De kantonrechter stelt vast dat het Besluit vergoeding voor buitengerechtelijke incassokosten (hierna: het Besluit) van toepassing is nu het verzuim op/na 1 juli 2012 is ingetreden. Op grond daarvan bestaat recht op vergoeding van buitengerechtelijke incassokosten, indien daadwerkelijk incassohandelingen zijn verricht.

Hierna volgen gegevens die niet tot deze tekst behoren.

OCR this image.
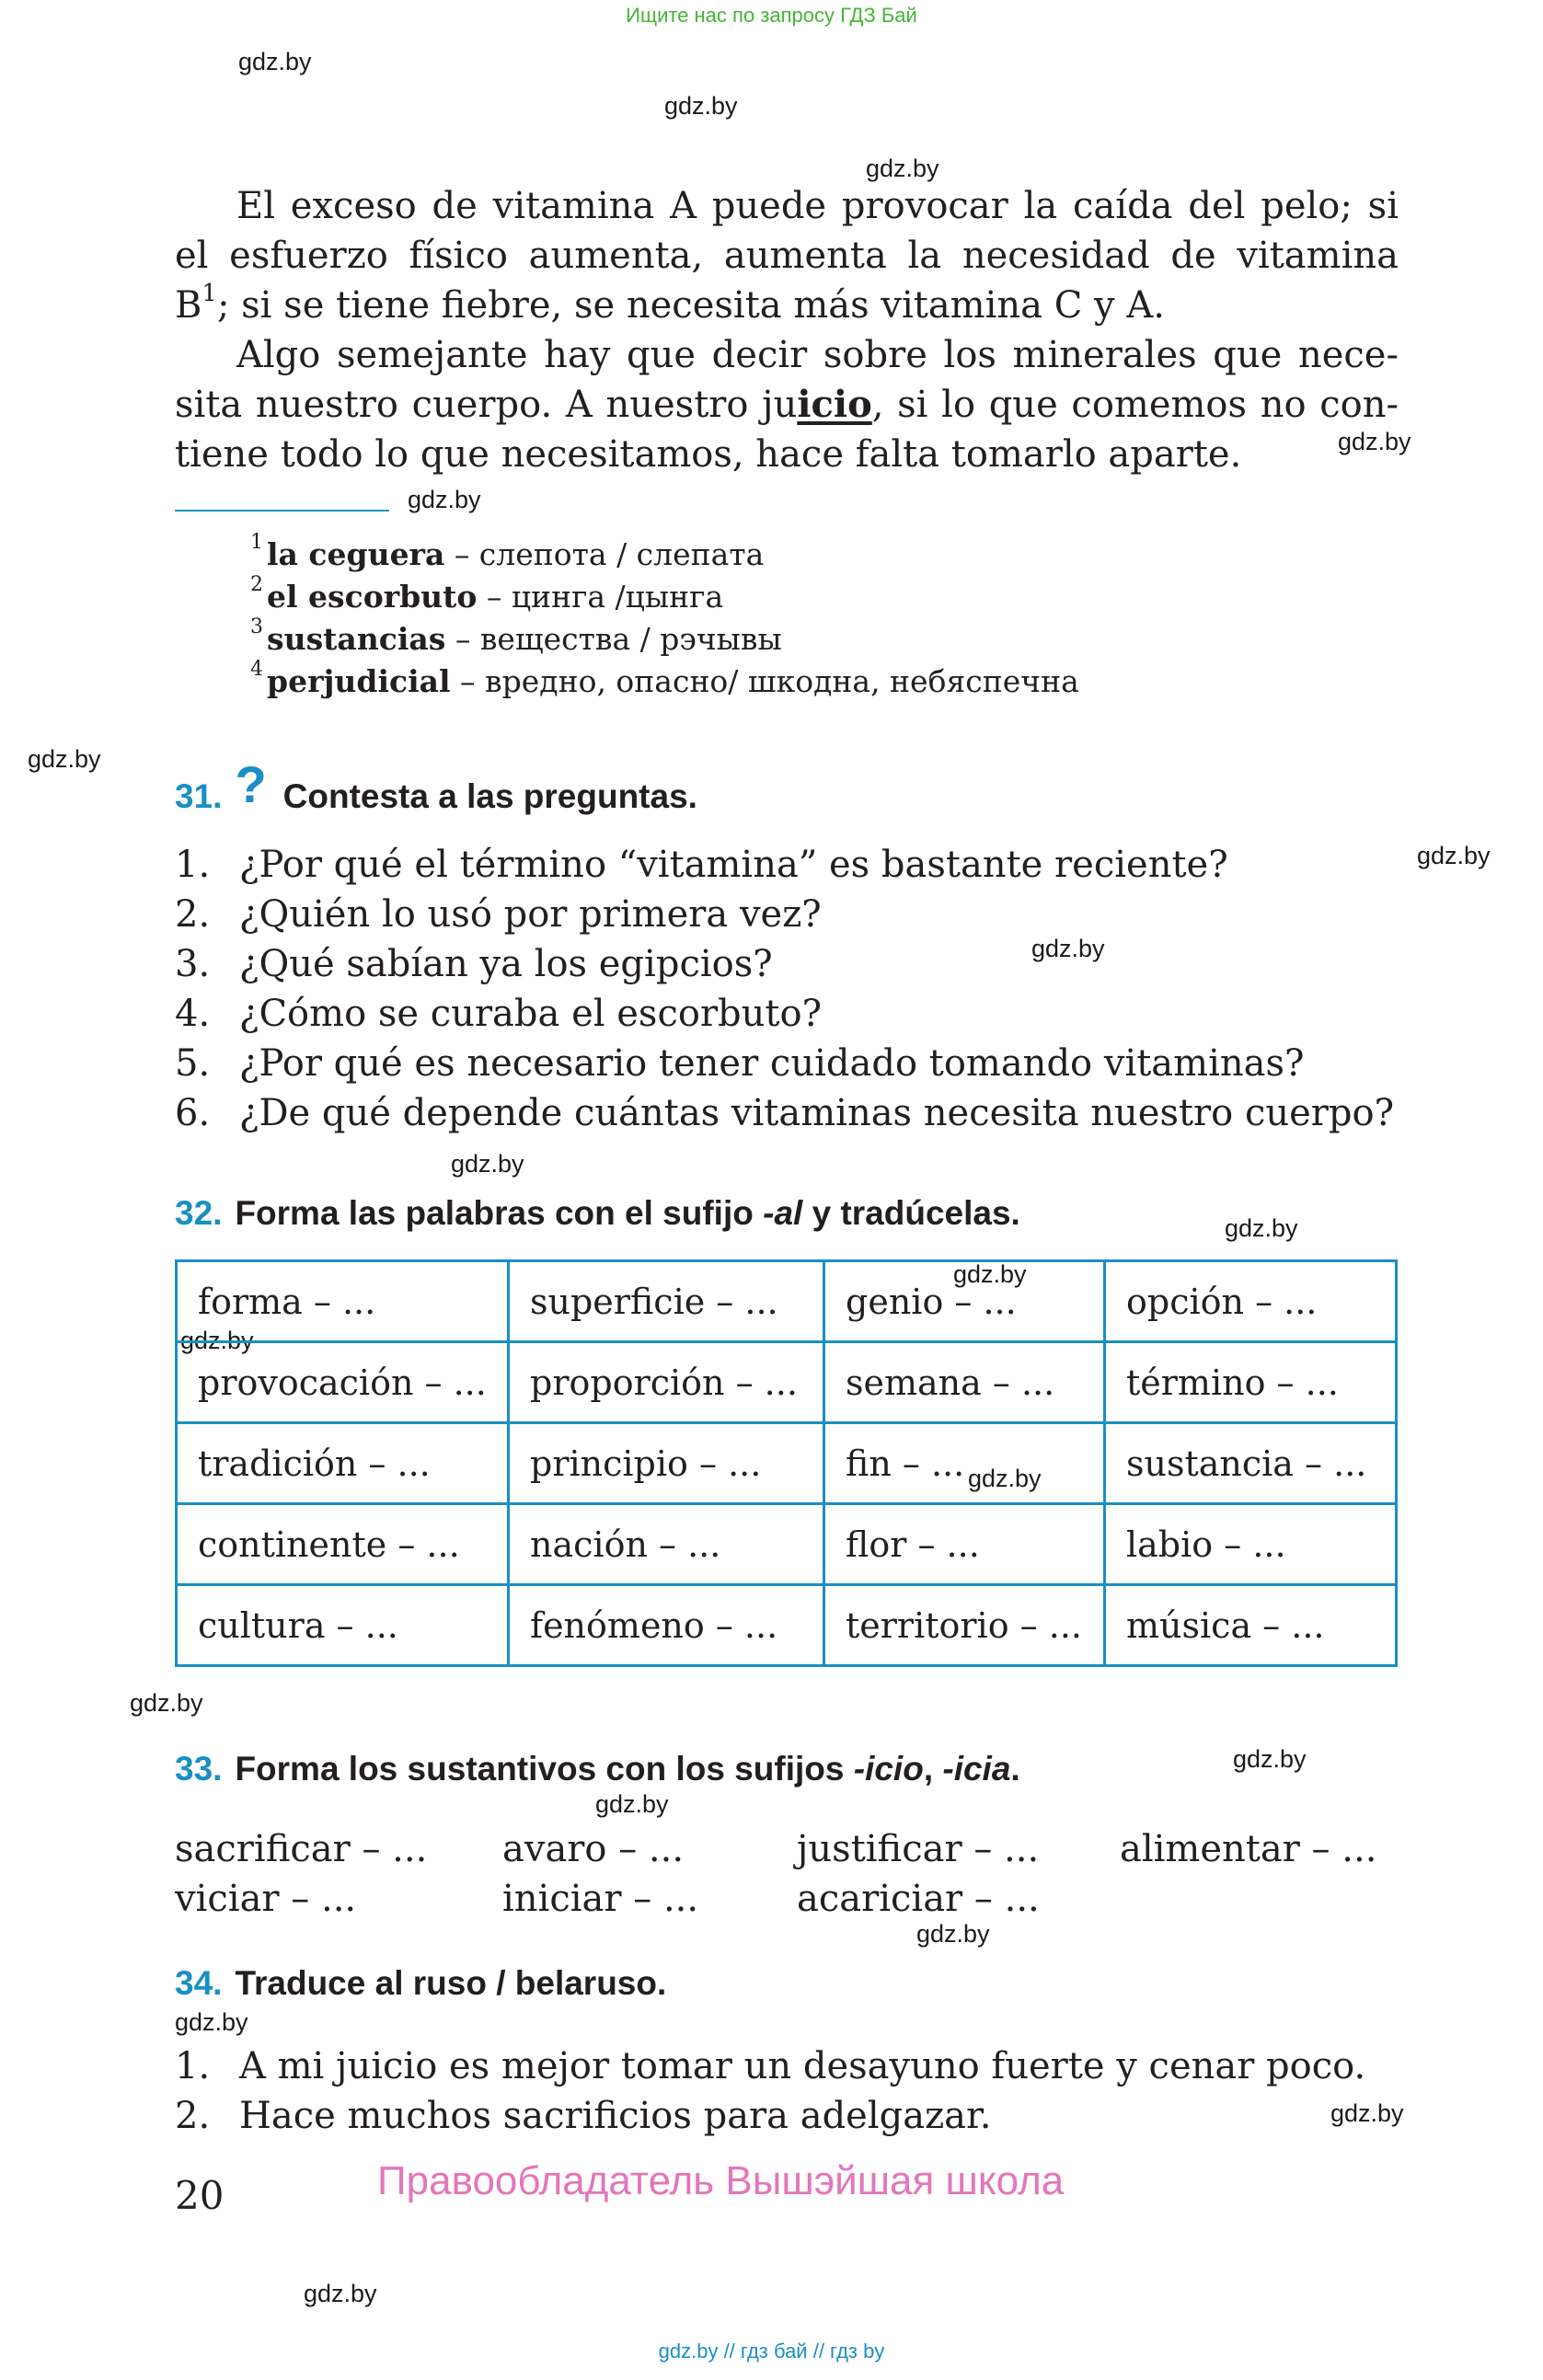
Ищите нас по запросу ГДЗ Бай
gdz.by
gdz.by
gdz.by
gdz.by
gdz.by
gdz.by
gdz.by
gdz.by
gdz.by
gdz.by
gdz.by
gdz.by
gdz.by
gdz.by
gdz.by
gdz.by
gdz.by
gdz.by
gdz.by
gdz.by
El exceso de vitamina A puede provocar la caída del pelo; si
el esfuerzo físico aumenta, aumenta la necesidad de vitamina
$B^1$; si se tiene fiebre, se necesita más vitamina C y A.
Algo semejante hay que decir sobre los minerales que nece-
sita nuestro cuerpo. A nuestro juicio, si lo que comemos no con-
tiene todo lo que necesitamos, hace falta tomarlo aparte.
$^1$ la ceguera – слепота / слепата
$^2$ el escorbuto – цинга /цынга
$^3$ sustancias – вещества / рэчывы
$^4$ perjudicial – вредно, опасно/ шкодна, небяспечна
31. ? Contesta a las preguntas.
1. ¿Por qué el término “vitamina” es bastante reciente?
2. ¿Quién lo usó por primera vez?
3. ¿Qué sabían ya los egipcios?
4. ¿Cómo se curaba el escorbuto?
5. ¿Por qué es necesario tener cuidado tomando vitaminas?
6. ¿De qué depende cuántas vitaminas necesita nuestro cuerpo?
32. Forma las palabras con el sufijo -al y tradúcelas.
forma – ...	superficie – ...	genio – ...	opción – ...
provocación – ...	proporción – ...	semana – ...	término – ...
tradición – ...	principio – ...	fin – ...	sustancia – ...
continente – ...	nación – ...	flor – ...	labio – ...
cultura – ...	fenómeno – ...	territorio – ...	música – ...
33. Forma los sustantivos con los sufijos -icio, -icia.
sacrificar – ... avaro – ...	justificar – ... alimentar – ...
viciar – ...	iniciar – ...	acariciar – ...
34. Traduce al ruso / belaruso.
1. A mi juicio es mejor tomar un desayuno fuerte y cenar poco.
2. Hace muchos sacrificios para adelgazar.
20	Правообладатель Вышэйшая школа
gdz.by // гдз бай // гдз by
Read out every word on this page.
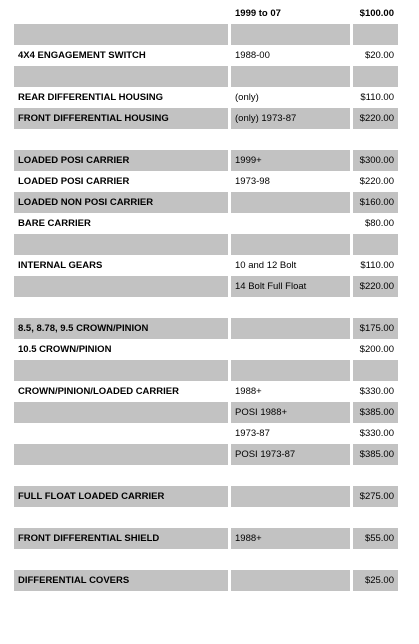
	1999 to 07	$100.00

4X4 ENGAGEMENT SWITCH	1988-00	$20.00

REAR DIFFERENTIAL HOUSING	(only)	$110.00
FRONT DIFFERENTIAL HOUSING	(only) 1973-87	$220.00

LOADED POSI CARRIER	1999+	$300.00
LOADED POSI CARRIER	1973-98	$220.00
LOADED NON POSI CARRIER		$160.00
BARE CARRIER		$80.00

INTERNAL GEARS	10 and 12 Bolt	$110.00
	14 Bolt Full Float	$220.00

8.5, 8.78, 9.5 CROWN/PINION		$175.00
10.5 CROWN/PINION		$200.00

CROWN/PINION/LOADED CARRIER	1988+	$330.00
	POSI 1988+	$385.00
	1973-87	$330.00
	POSI 1973-87	$385.00

FULL FLOAT LOADED CARRIER		$275.00

FRONT DIFFERENTIAL SHIELD	1988+	$55.00

DIFFERENTIAL COVERS		$25.00
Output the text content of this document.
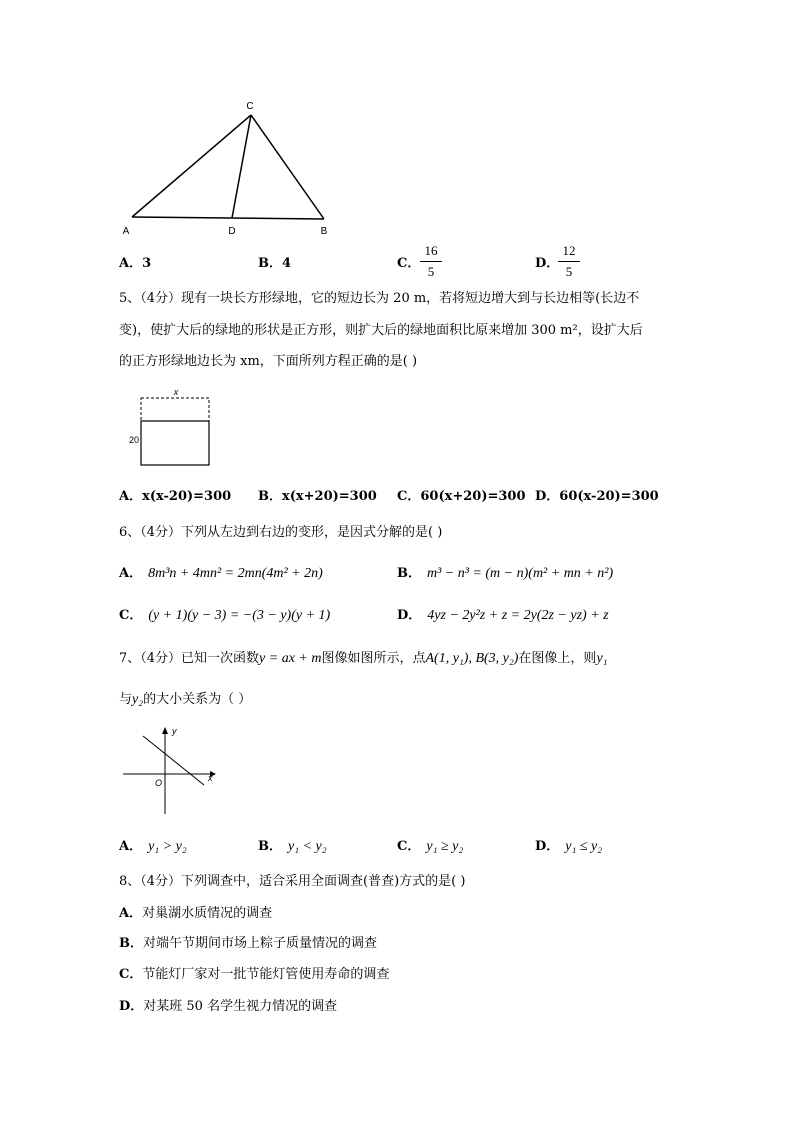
C
A	D	B
A．3	B．4	C． $\frac{16}{5}$	D．
$\frac{12}{5}$
5、（4分）现有一块长方形绿地，它的短边长为 20 m，若将短边增大到与长边相等(长边不
变)，使扩大后的绿地的形状是正方形，则扩大后的绿地面积比原来增加 300 m²，设扩大后
的正方形绿地边长为 xm，下面所列方程正确的是( )
x
20
A．x(x-20)=300 B．x(x+20)=300 C．60(x+20)=300 D．60(x-20)=300
6、（4分）下列从左边到右边的变形，是因式分解的是( )
A． 8m³n + 4mn² = 2mn(4m² + 2n)	B． m³ − n³ = (m − n)(m² + mn + n²)
C． (y + 1)(y − 3) = −(3 − y)(y + 1)	D． 4yz − 2y²z + z = 2y(2z − yz) + z
7、（4分）已知一次函数y = ax + m图像如图所示，点A(1, y₁), B(3, y₂)在图像上，则y₁
与y₂的大小关系为（ ）
y
x
O
A． y₁ > y₂	B． y₁ < y₂	C． y₁ ≥ y₂	D． y₁ ≤ y₂
8、（4分）下列调查中，适合采用全面调查(普查)方式的是( )
A．对巢湖水质情况的调查
B．对端午节期间市场上粽子质量情况的调查
C．节能灯厂家对一批节能灯管使用寿命的调查
D．对某班 50 名学生视力情况的调查
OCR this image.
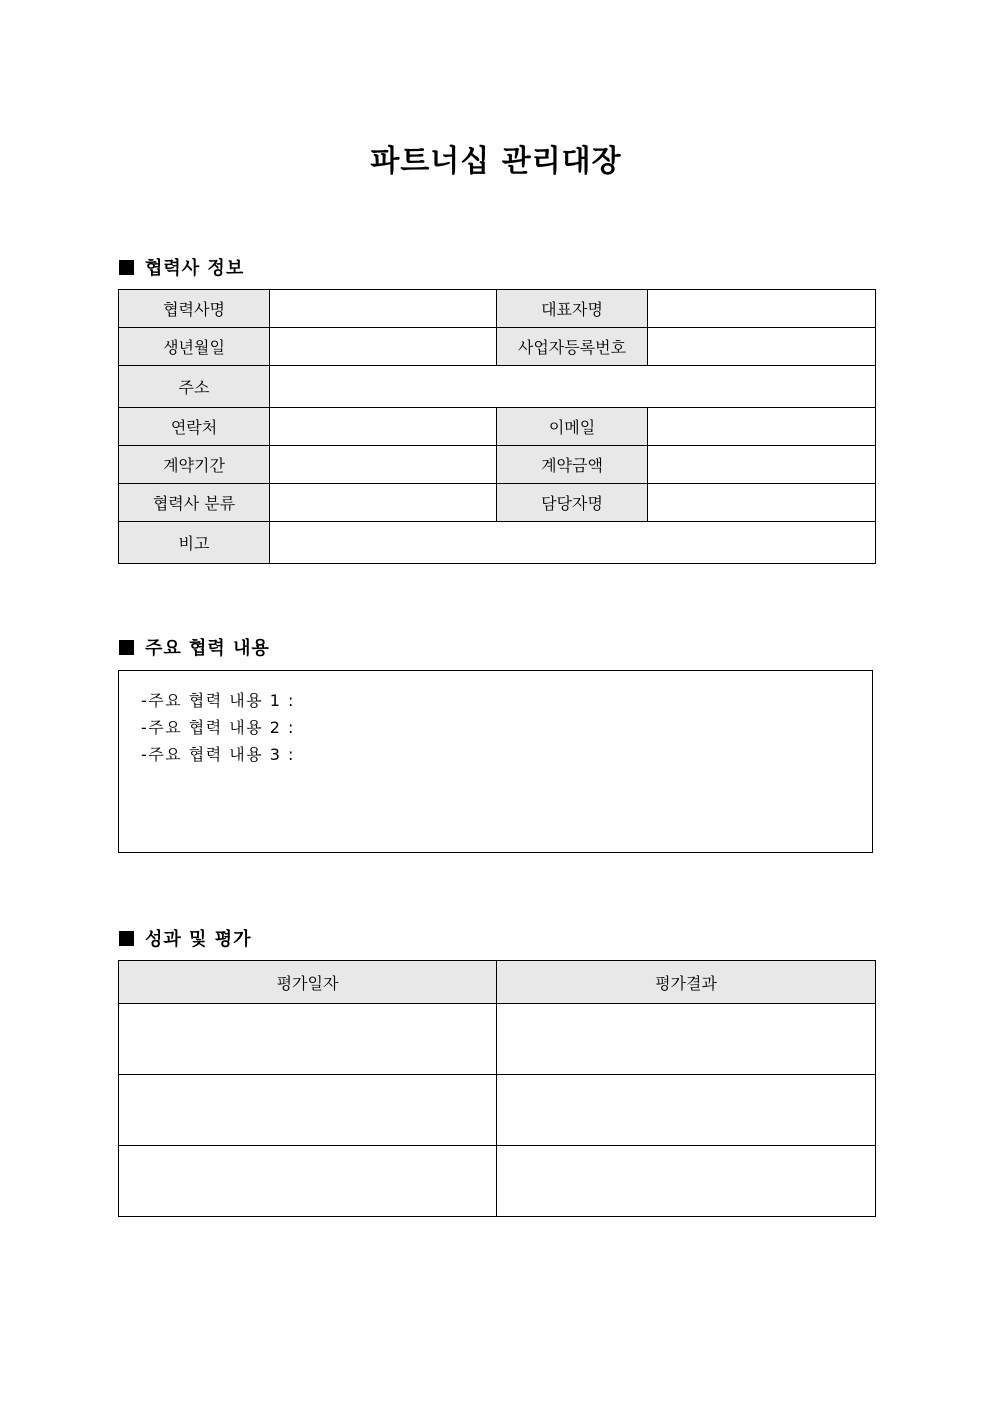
파트너십 관리대장
협력사 정보
협력사명		대표자명	
생년월일		사업자등록번호	
주소			
연락처		이메일	
계약기간		계약금액	
협력사 분류		담당자명	
비고			
주요 협력 내용
-주요 협력 내용 1 :
-주요 협력 내용 2 :
-주요 협력 내용 3 :
성과 및 평가
평가일자	평가결과
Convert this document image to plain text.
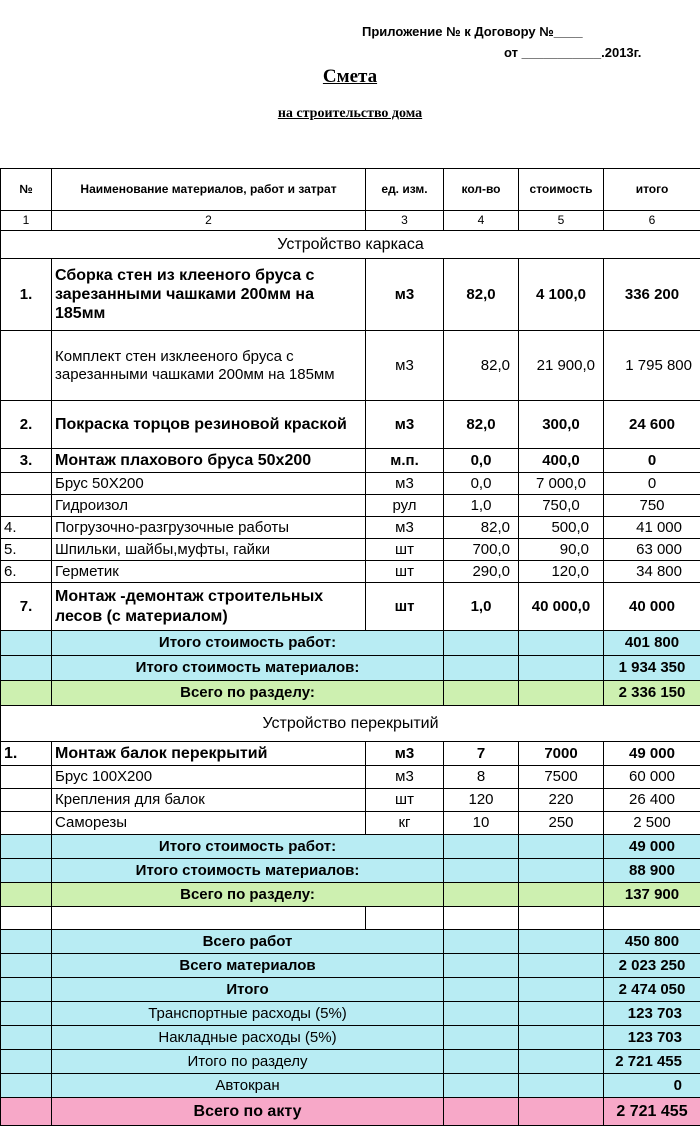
Приложение № к Договору №____
от ___________.2013г.
Смета
на строительство дома
№	Наименование материалов, работ и затрат	ед. изм.	кол-во	стоимость	итого
1	2	3	4	5	6
Устройство каркаса					
1.	Сборка стен из клееного бруса с зарезанными чашками 200мм на 185мм	м3	82,0	4 100,0	336 200
	Комплект стен изклееного бруса с зарезанными чашками 200мм на 185мм	м3	82,0	21 900,0	1 795 800
2.	Покраска торцов резиновой краской	м3	82,0	300,0	24 600
3.	Монтаж плахового бруса 50х200	м.п.	0,0	400,0	0
	Брус 50Х200	м3	0,0	7 000,0	0
	Гидроизол	рул	1,0	750,0	750
4.	Погрузочно-разгрузочные работы	м3	82,0	500,0	41 000
5.	Шпильки, шайбы,муфты, гайки	шт	700,0	90,0	63 000
6.	Герметик	шт	290,0	120,0	34 800
7.	Монтаж -демонтаж строительных лесов (с материалом)	шт	1,0	40 000,0	40 000
	Итого стоимость работ:				401 800
	Итого стоимость материалов:				1 934 350
	Всего по разделу:				2 336 150
Устройство перекрытий					
1.	Монтаж балок перекрытий	м3	7	7000	49 000
	Брус 100Х200	м3	8	7500	60 000
	Крепления для балок	шт	120	220	26 400
	Саморезы	кг	10	250	2 500
	Итого стоимость работ:				49 000
	Итого стоимость материалов:				88 900
	Всего по разделу:				137 900

	Всего работ				450 800
	Всего материалов				2 023 250
	Итого				2 474 050
	Транспортные расходы (5%)				123 703
	Накладные расходы (5%)				123 703
	Итого по разделу				2 721 455
	Автокран				0
	Всего по акту				2 721 455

De vordering zal - mede gelet op de aanbevelingen van het Rapport BGK- worden afgewezen. [eiseres] heeft immers niet gesteld (en [gedaagde] heeft betwist) dat kosten zijn gemaakt die betrekking hebben op verrichtingen die meer omvatten dan een enkele (eventueel herhaalde) aanmaning, het enkel doen van een (niet aanvaard) schikkingsvoorstel, het inwinnen van eenvoudige inlichtingen of het op gebruikelijke wijze samenstellen van het dossier. De kosten waarvan [eiseres] vergoeding vordert, moeten dan ook worden geacht te zijn inbegrepen in een eventuele proceskostenveroordeling.
Proceskosten
5.20.
Omdat partijen over en weer op punten in het ongelijk zijn gesteld, is de kantonrechter van oordeel dat het redelijk is dat partijen ieder de eigen proceskosten dragen.

6.De beslissing

De kantonrechter:
6.1.
veroordeelt [gedaagde] tot betaling aan [eiseres] van € 21.116,85 bruto aan achterstallig salaris over de periode van 4 december 2014 tot en met 31 december 2018, te vermeerderen met de wettelijke rente vanaf 28 februari 2020 tot aan de dag van de gehele betaling;
6.2.
veroordeelt [gedaagde] om, in lijn met de instructies zoals vermeld in 5.8 en 5.9 van dit vonnis, het bedrag aan achterstallig salaris over het jaar 2019 vast te stellen en aan [eiseres] te betalen, vermeerderd met de wettelijke rente daarover vanaf 28 februari 2020 tot aan de dag van de gehele betaling;
6.3.
veroordeelt [gedaagde] tot afdracht van pensioenpremies over het achterstallige salaris zoals toegewezen in 6.1 en 6.2 hiervoor, met inachtneming van de in de betreffende jaren volgens de cao Sociale Fondsen Slagersbedrijf geldende premiepercentages;
6.4.
bepaalt dat iedere partij de eigen proceskosten draagt;
6.5.
verklaart dit vonnis uitvoerbaar bij voorraad;
6.6.
wijst de vordering voor het overige af.
Dit vonnis is gewezen door mr. W. Aardenburg, kantonrechter, en op bovengenoemde datum in het openbaar uitgesproken in aanwezigheid van de griffier.